Researching file formats 14: Apple EMLX Format

This blog post is part of a series on file formats research. See this introduction post for more information.

Update: The official format definition is now online here: Apple Mail Email Format. Comments welcome directly to the Library of Congress.

In typical Apple fashion, this is a variation of an open and well-adopted standard (the EML format), modified slightly just to be Apple-specific, and totally undocumented.

Got a kick out of this update to a blog post from jwz that reads “Update: Please, people, I asked a very straightfoward question. I’m not interested in your guesses. I can guess too. I’m looking for facts. I can also reverse-engineer at least some of it, if I have to. But I’d rather not, if it’s actually documented somewhere. Which is why I asked. If you don’t know, put your hand down.” …because yes, I feel that sentiment very deeply while working on these formats. No opinions, facts only! PLEASE!

Found this life advice(???) while researching: “Life has become a race. Everyone is in search of something better than the best. In such a scenario, it is important for users to work without any barrier. Therefore, in this write-up how to Open & Read EMLX Files with every other platform using different methods has been described in details.”

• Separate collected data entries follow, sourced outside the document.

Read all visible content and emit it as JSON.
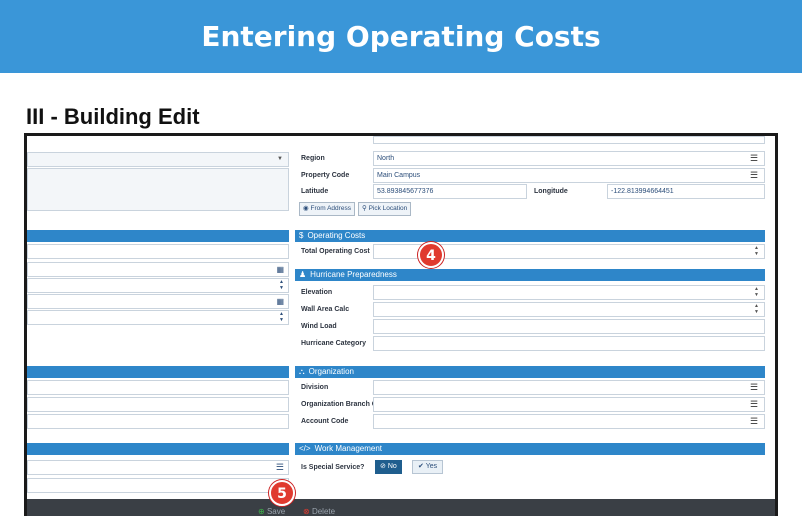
{
  "banner": {
    "title": "Entering Operating Costs"
  },
  "page_heading": "III - Building Edit",
  "location": {
    "region_label": "Region",
    "region_value": "North",
    "property_code_label": "Property Code",
    "property_code_value": "Main Campus",
    "latitude_label": "Latitude",
    "latitude_value": "53.893845677376",
    "longitude_label": "Longitude",
    "longitude_value": "-122.813994664451",
    "from_address_label": "From Address",
    "pick_location_label": "Pick Location"
  },
  "operating_costs": {
    "title": "Operating Costs",
    "total_label": "Total Operating Cost",
    "total_value": ""
  },
  "hurricane": {
    "title": "Hurricane Preparedness",
    "elevation_label": "Elevation",
    "wall_area_label": "Wall Area Calc",
    "wind_load_label": "Wind Load",
    "category_label": "Hurricane Category"
  },
  "organization": {
    "title": "Organization",
    "division_label": "Division",
    "branch_label": "Organization Branch C",
    "account_label": "Account Code"
  },
  "work_management": {
    "title": "Work Management",
    "special_label": "Is Special Service?",
    "no_label": "No",
    "yes_label": "Yes"
  },
  "footer": {
    "save_label": "Save",
    "delete_label": "Delete"
  },
  "callouts": {
    "four": "4",
    "five": "5"
  },
  "colors": {
    "banner": "#3a96d8",
    "section_bar": "#2e86c9",
    "callout": "#e03a2f",
    "footer": "#3a3f45"
  }
}
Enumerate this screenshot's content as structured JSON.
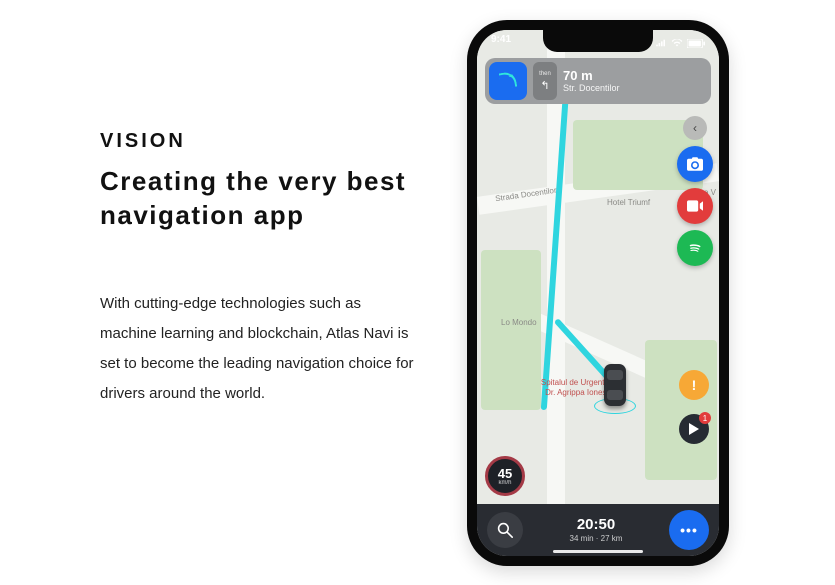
{
  "marketing": {
    "eyebrow": "VISION",
    "headline": "Creating the very best navigation app",
    "body": "With cutting-edge technologies such as machine learning and blockchain, Atlas Navi is set to become the leading navigation choice for drivers around the world."
  },
  "status": {
    "time": "9:41"
  },
  "nav": {
    "distance": "70 m",
    "street": "Str. Docentilor",
    "then_label": "then"
  },
  "map_pois": {
    "strada_docentilor": "Strada Docentilor",
    "hotel_triumf": "Hotel Triumf",
    "lo_mondo": "Lo Mondo",
    "casa_v": "Casa V",
    "hospital_line1": "Spitalul de Urgenta Pr",
    "hospital_line2": "Dr. Agrippa Ionescu"
  },
  "speed": {
    "value": "45",
    "unit": "km/h"
  },
  "bottom": {
    "eta": "20:50",
    "sub": "34 min · 27 km"
  },
  "alerts": {
    "warning_icon": "!",
    "report_count": "1"
  },
  "icons": {
    "search": "search-icon",
    "more": "more-icon",
    "camera": "camera-icon",
    "video": "video-icon",
    "spotify": "spotify-icon",
    "back": "chevron-left-icon",
    "play": "play-icon"
  }
}
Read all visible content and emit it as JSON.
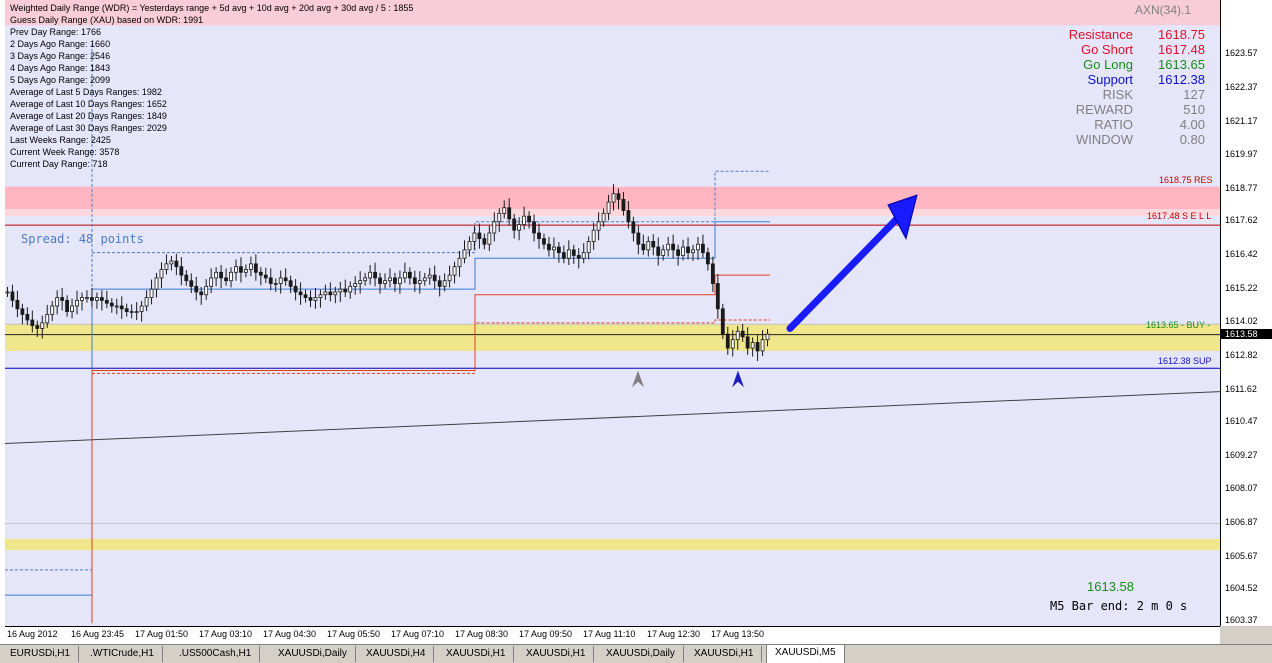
{
  "info_lines": [
    "Weighted Daily Range (WDR) = Yesterdays range + 5d avg + 10d avg + 20d avg + 30d avg / 5 : 1855",
    "Guess Daily Range (XAU) based on WDR: 1991",
    "Prev Day Range: 1766",
    "2 Days Ago Range: 1660",
    "3 Days Ago Range: 2546",
    "4 Days Ago Range: 1843",
    "5 Days Ago Range: 2099",
    "Average of Last 5 Days Ranges: 1982",
    "Average of Last 10 Days Ranges: 1652",
    "Average of Last 20 Days Ranges: 1849",
    "Average of Last 30 Days Ranges: 2029",
    "Last Weeks Range: 2425",
    "Current Week Range: 3578",
    "Current Day Range: 718"
  ],
  "spread_text": "Spread: 48 points",
  "indicator_name": "AXN(34).1",
  "panel": [
    {
      "label": "Resistance",
      "value": "1618.75",
      "color": "#e0102a"
    },
    {
      "label": "Go Short",
      "value": "1617.48",
      "color": "#e0102a"
    },
    {
      "label": "Go Long",
      "value": "1613.65",
      "color": "#1a8a1a"
    },
    {
      "label": "Support",
      "value": "1612.38",
      "color": "#1010d0"
    },
    {
      "label": "RISK",
      "value": "127",
      "color": "#808080"
    },
    {
      "label": "REWARD",
      "value": "510",
      "color": "#808080"
    },
    {
      "label": "RATIO",
      "value": "4.00",
      "color": "#808080"
    },
    {
      "label": "WINDOW",
      "value": "0.80",
      "color": "#808080"
    }
  ],
  "zone_labels": {
    "res": "1618.75 RES",
    "sell": "1617.48 S E L L",
    "buy": "1613.65 - BUY -",
    "sup": "1612.38 SUP"
  },
  "current_price": "1613.58",
  "bar_end": "M5 Bar end: 2 m 0 s",
  "price_axis": {
    "min": 1603.2,
    "max": 1625.5,
    "labels": [
      "1623.57",
      "1622.37",
      "1621.17",
      "1619.97",
      "1618.77",
      "1617.62",
      "1616.42",
      "1615.22",
      "1614.02",
      "1612.82",
      "1611.62",
      "1610.47",
      "1609.27",
      "1608.07",
      "1606.87",
      "1605.67",
      "1604.52",
      "1603.37"
    ],
    "current_label": "1613.58"
  },
  "time_axis": [
    "16 Aug 2012",
    "16 Aug 23:45",
    "17 Aug 01:50",
    "17 Aug 03:10",
    "17 Aug 04:30",
    "17 Aug 05:50",
    "17 Aug 07:10",
    "17 Aug 08:30",
    "17 Aug 09:50",
    "17 Aug 11:10",
    "17 Aug 12:30",
    "17 Aug 13:50"
  ],
  "tabs": [
    {
      "label": "EURUSDi,H1",
      "active": false
    },
    {
      "label": ".WTICrude,H1",
      "active": false
    },
    {
      "label": ".US500Cash,H1",
      "active": false
    },
    {
      "label": "XAUUSDi,Daily",
      "active": false
    },
    {
      "label": "XAUUSDi,H4",
      "active": false
    },
    {
      "label": "XAUUSDi,H1",
      "active": false
    },
    {
      "label": "XAUUSDi,H1",
      "active": false
    },
    {
      "label": "XAUUSDi,Daily",
      "active": false
    },
    {
      "label": "XAUUSDi,H1",
      "active": false
    },
    {
      "label": "XAUUSDi,M5",
      "active": true
    }
  ],
  "levels": {
    "resistance": 1618.75,
    "go_short": 1617.48,
    "go_long": 1613.65,
    "support": 1612.38,
    "current": 1613.58
  },
  "colors": {
    "chart_bg": "#e6e6fa",
    "res_zone": "#ffb6c1",
    "buy_zone": "#f0e68c",
    "support_line": "#0000c0",
    "sell_line": "#c00000",
    "arrow": "#1a1aff",
    "candle": "#1a1a1a"
  },
  "closes": [
    1615.1,
    1614.8,
    1614.5,
    1614.3,
    1614.1,
    1613.9,
    1613.8,
    1614.0,
    1614.3,
    1614.6,
    1614.9,
    1614.8,
    1614.4,
    1614.6,
    1614.8,
    1614.9,
    1614.9,
    1614.8,
    1614.9,
    1614.8,
    1614.7,
    1614.6,
    1614.6,
    1614.5,
    1614.4,
    1614.4,
    1614.4,
    1614.6,
    1614.9,
    1615.2,
    1615.6,
    1615.9,
    1616.1,
    1616.2,
    1616.0,
    1615.7,
    1615.5,
    1615.3,
    1615.1,
    1615.0,
    1615.3,
    1615.6,
    1615.8,
    1615.6,
    1615.5,
    1615.8,
    1616.0,
    1615.8,
    1615.9,
    1616.1,
    1615.8,
    1615.7,
    1615.6,
    1615.4,
    1615.4,
    1615.6,
    1615.5,
    1615.3,
    1615.1,
    1615.0,
    1614.9,
    1614.8,
    1614.9,
    1615.0,
    1615.1,
    1615.0,
    1615.1,
    1615.2,
    1615.1,
    1615.3,
    1615.4,
    1615.5,
    1615.6,
    1615.8,
    1615.6,
    1615.4,
    1615.5,
    1615.6,
    1615.4,
    1615.6,
    1615.8,
    1615.6,
    1615.4,
    1615.5,
    1615.6,
    1615.7,
    1615.5,
    1615.3,
    1615.5,
    1615.7,
    1616.0,
    1616.3,
    1616.6,
    1616.9,
    1617.2,
    1617.0,
    1616.8,
    1617.2,
    1617.6,
    1617.9,
    1618.1,
    1617.7,
    1617.3,
    1617.5,
    1617.8,
    1617.6,
    1617.2,
    1617.0,
    1616.8,
    1616.6,
    1616.7,
    1616.5,
    1616.3,
    1616.6,
    1616.4,
    1616.3,
    1616.5,
    1616.9,
    1617.3,
    1617.6,
    1617.9,
    1618.3,
    1618.6,
    1618.4,
    1618.0,
    1617.6,
    1617.2,
    1616.8,
    1616.6,
    1616.9,
    1616.7,
    1616.4,
    1616.6,
    1616.8,
    1616.6,
    1616.4,
    1616.7,
    1616.5,
    1616.6,
    1616.8,
    1616.5,
    1616.1,
    1615.4,
    1614.5,
    1613.6,
    1613.1,
    1613.4,
    1613.7,
    1613.5,
    1613.1,
    1613.3,
    1613.0,
    1613.4,
    1613.6
  ]
}
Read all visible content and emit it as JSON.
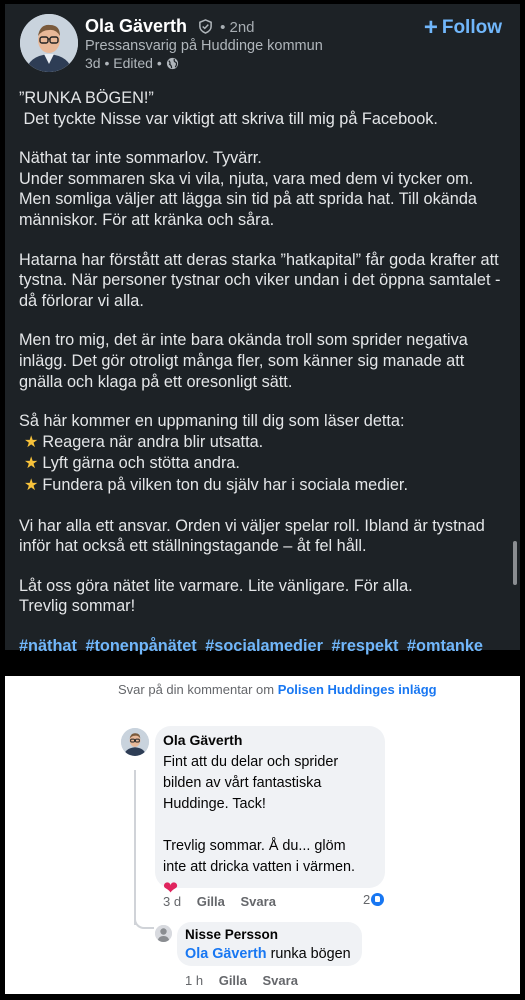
{
  "linkedin_post": {
    "author": {
      "name": "Ola Gäverth",
      "degree": "• 2nd",
      "title": "Pressansvarig på Huddinge kommun",
      "meta": "3d • Edited •"
    },
    "follow_label": "Follow",
    "body": [
      "”RUNKA BÖGEN!”",
      " Det tyckte Nisse var viktigt att skriva till mig på Facebook.",
      "",
      "Näthat tar inte sommarlov. Tyvärr.",
      "Under sommaren ska vi vila, njuta, vara med dem vi tycker om. Men somliga väljer att lägga sin tid på att sprida hat. Till okända människor. För att kränka och såra.",
      "",
      "Hatarna har förstått att deras starka ”hatkapital” får goda krafter att tystna. När personer tystnar och viker undan i det öppna samtalet - då förlorar vi alla.",
      "",
      "Men tro mig, det är inte bara okända troll som sprider negativa inlägg. Det gör otroligt många fler, som känner sig manade att gnälla och klaga på ett oresonligt sätt.",
      "",
      "Så här kommer en uppmaning till dig som läser detta:"
    ],
    "list_items": [
      "Reagera när andra blir utsatta.",
      "Lyft gärna och stötta andra.",
      "Fundera på vilken ton du själv har i sociala medier."
    ],
    "body_end": [
      "Vi har alla ett ansvar. Orden vi väljer spelar roll. Ibland är tystnad inför hat också ett ställningstagande – åt fel håll.",
      "",
      "Låt oss göra nätet lite varmare. Lite vänligare. För alla.",
      "Trevlig sommar!"
    ],
    "hashtags": [
      "#näthat",
      "#tonenpånätet",
      "#socialamedier",
      "#respekt",
      "#omtanke"
    ]
  },
  "facebook": {
    "reply_header_prefix": "Svar på din kommentar om ",
    "reply_header_link": "Polisen Huddinges inlägg",
    "comment1": {
      "name": "Ola Gäverth",
      "line1": "Fint att du delar och sprider",
      "line2": "bilden av vårt fantastiska",
      "line3": "Huddinge. Tack!",
      "line4": "Trevlig sommar. Å du... glöm",
      "line5": "inte att dricka vatten i värmen.",
      "emoji": "❤",
      "time": "3 d",
      "like": "Gilla",
      "reply": "Svara",
      "reactions": "2"
    },
    "comment2": {
      "name": "Nisse Persson",
      "mention": "Ola Gäverth",
      "text": " runka bögen",
      "time": "1 h",
      "like": "Gilla",
      "reply": "Svara"
    }
  }
}
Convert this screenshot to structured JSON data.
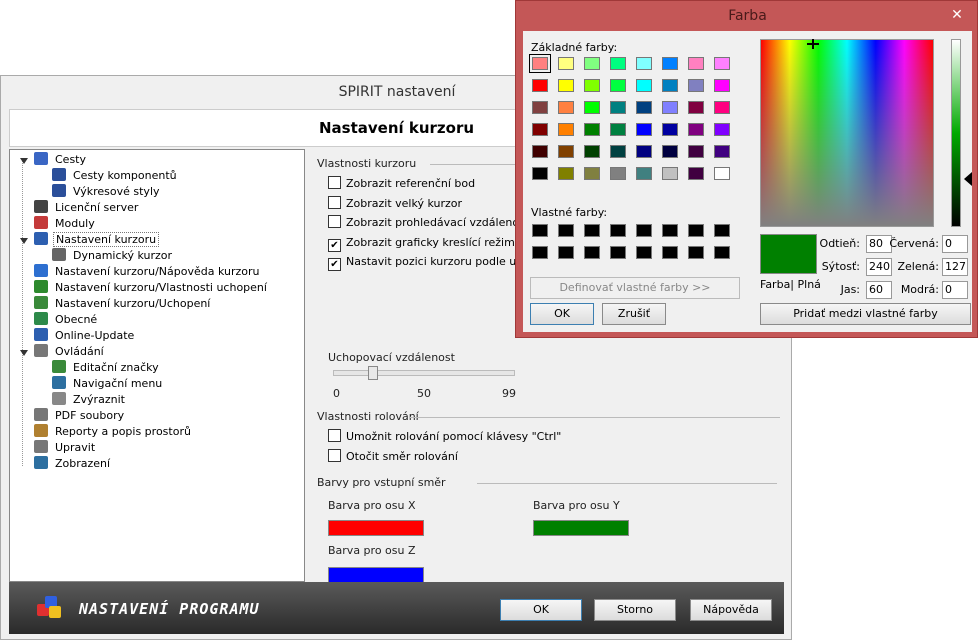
{
  "main": {
    "title": "SPIRIT nastavení",
    "header_title": "Nastavení kurzoru",
    "tree": [
      {
        "label": "Cesty",
        "icon": "folder-blue-icon",
        "color": "#3a66c4"
      },
      {
        "label": "Cesty komponentů",
        "icon": "component-icon",
        "color": "#2b4f9a"
      },
      {
        "label": "Výkresové styly",
        "icon": "style-icon",
        "color": "#2b4f9a"
      },
      {
        "label": "Licenční server",
        "icon": "key-icon",
        "color": "#444444"
      },
      {
        "label": "Moduly",
        "icon": "modules-icon",
        "color": "#c43a3a"
      },
      {
        "label": "Nastavení kurzoru",
        "icon": "cursor-icon",
        "color": "#2d5fb0"
      },
      {
        "label": "Dynamický kurzor",
        "icon": "pencil-icon",
        "color": "#666666"
      },
      {
        "label": "Nastavení kurzoru/Nápověda kurzoru",
        "icon": "help-icon",
        "color": "#2d6fd0"
      },
      {
        "label": "Nastavení kurzoru/Vlastnosti uchopení",
        "icon": "snap-icon",
        "color": "#2d8a2d"
      },
      {
        "label": "Nastavení kurzoru/Uchopení",
        "icon": "crosshair-icon",
        "color": "#3a8a3a"
      },
      {
        "label": "Obecné",
        "icon": "globe-icon",
        "color": "#2d8a4a"
      },
      {
        "label": "Online-Update",
        "icon": "update-icon",
        "color": "#2d5fb0"
      },
      {
        "label": "Ovládání",
        "icon": "controls-icon",
        "color": "#777777"
      },
      {
        "label": "Editační značky",
        "icon": "edit-marks-icon",
        "color": "#3a8a3a"
      },
      {
        "label": "Navigační menu",
        "icon": "navigation-icon",
        "color": "#2d6fa0"
      },
      {
        "label": "Zvýraznit",
        "icon": "highlight-icon",
        "color": "#888888"
      },
      {
        "label": "PDF soubory",
        "icon": "pdf-icon",
        "color": "#777777"
      },
      {
        "label": "Reporty a popis prostorů",
        "icon": "report-icon",
        "color": "#b08030"
      },
      {
        "label": "Upravit",
        "icon": "edit-icon",
        "color": "#777777"
      },
      {
        "label": "Zobrazení",
        "icon": "display-icon",
        "color": "#2d6fa0"
      }
    ],
    "sections": {
      "cursor_props": "Vlastnosti kurzoru",
      "snap_distance": "Uchopovací vzdálenost",
      "scroll_props": "Vlastnosti rolování",
      "input_colors": "Barvy pro vstupní směr"
    },
    "checkboxes": [
      {
        "label": "Zobrazit referenční bod",
        "checked": false
      },
      {
        "label": "Zobrazit velký kurzor",
        "checked": false
      },
      {
        "label": "Zobrazit prohledávací vzdálenost ku",
        "checked": false
      },
      {
        "label": "Zobrazit graficky kreslící režim na ku",
        "checked": true
      },
      {
        "label": "Nastavit pozici kurzoru podle uchopo",
        "checked": true
      }
    ],
    "slider": {
      "min_label": "0",
      "mid_label": "50",
      "max_label": "99",
      "value": 5
    },
    "scroll_checkboxes": [
      {
        "label": "Umožnit rolování pomocí klávesy \"Ctrl\"",
        "checked": false
      },
      {
        "label": "Otočit směr rolování",
        "checked": false
      }
    ],
    "axis_colors": [
      {
        "label": "Barva pro osu X",
        "color": "#ff0000"
      },
      {
        "label": "Barva pro osu Y",
        "color": "#008000"
      },
      {
        "label": "Barva pro osu Z",
        "color": "#0000ff"
      }
    ],
    "brand": "NASTAVENÍ PROGRAMU",
    "ok": "OK",
    "cancel": "Storno",
    "help": "Nápověda"
  },
  "dialog": {
    "title": "Farba",
    "close": "✕",
    "basic_label": "Základné farby:",
    "custom_label": "Vlastné farby:",
    "define_btn": "Definovať vlastné farby >>",
    "ok": "OK",
    "cancel": "Zrušiť",
    "preview_label": "Farba| Plná",
    "preview_color": "#008000",
    "hue_label": "Odtieň:",
    "hue": "80",
    "sat_label": "Sýtosť:",
    "sat": "240",
    "lum_label": "Jas:",
    "lum": "60",
    "red_label": "Červená:",
    "red": "0",
    "green_label": "Zelená:",
    "green": "127",
    "blue_label": "Modrá:",
    "blue": "0",
    "add_btn": "Pridať medzi vlastné farby",
    "basic_colors": [
      "#ff8080",
      "#ffff80",
      "#80ff80",
      "#00ff80",
      "#80ffff",
      "#0080ff",
      "#ff80c0",
      "#ff80ff",
      "#ff0000",
      "#ffff00",
      "#80ff00",
      "#00ff40",
      "#00ffff",
      "#0080c0",
      "#8080c0",
      "#ff00ff",
      "#804040",
      "#ff8040",
      "#00ff00",
      "#008080",
      "#004080",
      "#8080ff",
      "#800040",
      "#ff0080",
      "#800000",
      "#ff8000",
      "#008000",
      "#008040",
      "#0000ff",
      "#0000a0",
      "#800080",
      "#8000ff",
      "#400000",
      "#804000",
      "#004000",
      "#004040",
      "#000080",
      "#000040",
      "#400040",
      "#400080",
      "#000000",
      "#808000",
      "#808040",
      "#808080",
      "#408080",
      "#c0c0c0",
      "#400040",
      "#ffffff"
    ],
    "custom_colors": [
      "#000000",
      "#000000",
      "#000000",
      "#000000",
      "#000000",
      "#000000",
      "#000000",
      "#000000",
      "#000000",
      "#000000",
      "#000000",
      "#000000",
      "#000000",
      "#000000",
      "#000000",
      "#000000"
    ]
  }
}
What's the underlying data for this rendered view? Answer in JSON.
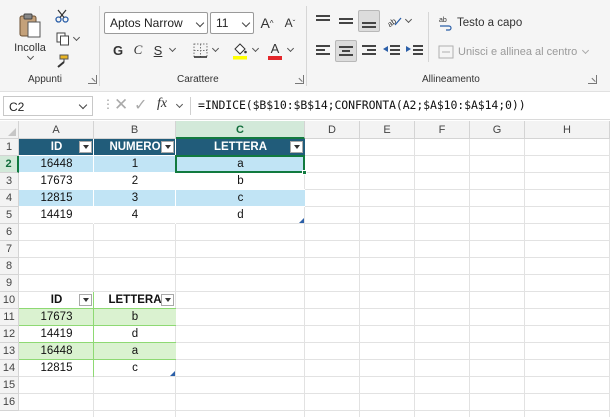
{
  "ribbon": {
    "clipboard": {
      "paste_label": "Incolla",
      "group_label": "Appunti"
    },
    "font": {
      "font_name": "Aptos Narrow",
      "font_size": "11",
      "bold": "G",
      "italic": "C",
      "underline": "S",
      "group_label": "Carattere"
    },
    "alignment": {
      "wrap_text_label": "Testo a capo",
      "merge_center_label": "Unisci e allinea al centro",
      "group_label": "Allineamento"
    }
  },
  "formula_bar": {
    "name_box": "C2",
    "fx": "fx",
    "formula": "=INDICE($B$10:$B$14;CONFRONTA(A2;$A$10:$A$14;0))"
  },
  "columns": [
    "A",
    "B",
    "C",
    "D",
    "E",
    "F",
    "G",
    "H"
  ],
  "rows": [
    "1",
    "2",
    "3",
    "4",
    "5",
    "6",
    "7",
    "8",
    "9",
    "10",
    "11",
    "12",
    "13",
    "14",
    "15",
    "16"
  ],
  "table1": {
    "headers": [
      "ID",
      "NUMERO",
      "LETTERA"
    ],
    "rows": [
      [
        "16448",
        "1",
        "a"
      ],
      [
        "17673",
        "2",
        "b"
      ],
      [
        "12815",
        "3",
        "c"
      ],
      [
        "14419",
        "4",
        "d"
      ]
    ]
  },
  "table2": {
    "headers": [
      "ID",
      "LETTERA"
    ],
    "rows": [
      [
        "17673",
        "b"
      ],
      [
        "14419",
        "d"
      ],
      [
        "16448",
        "a"
      ],
      [
        "12815",
        "c"
      ]
    ]
  },
  "colors": {
    "table1_header": "#215c7a",
    "table1_band": "#c1e4f5",
    "table2_header_border": "#8ed973",
    "table2_band": "#daf2d0",
    "selection": "#117a3f",
    "font_color_red": "#e3262a",
    "highlight_yellow": "#ffff00"
  }
}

Anyway, EMLX stores a single message for Apple Mail (the default mail application in macOS) and they are typically found around ~/Library/Mail/Mailboxes/ inside of an MBOX folder. Converting them to a standard MBOX format seems not-too-hard, based on the ways to deal with these being scripts that are only a couple-hundred lines (like this one in Ruby, for example, but there are others).

I don’t have much more to say about this format. To counter the proprietary-format stuff, I do have appreciation for jwz’s 18 years of technical blogging, and that the content was successfully migrated off of the livejournal platform at some point, and onto his own domain before it was lost to time / a sale / etc. It still has the exact aesthetic of livejournal, so I’m assuming its the same code (hello, Perl), since the livejournal software was open source (at least until 2014!).

I just read a YA novel that included some livejournal entries. Does that make it a period piece??? It’s set in 2006. It was Girls like Girls by Hayley Kiyoko, for anyone else interested in that era.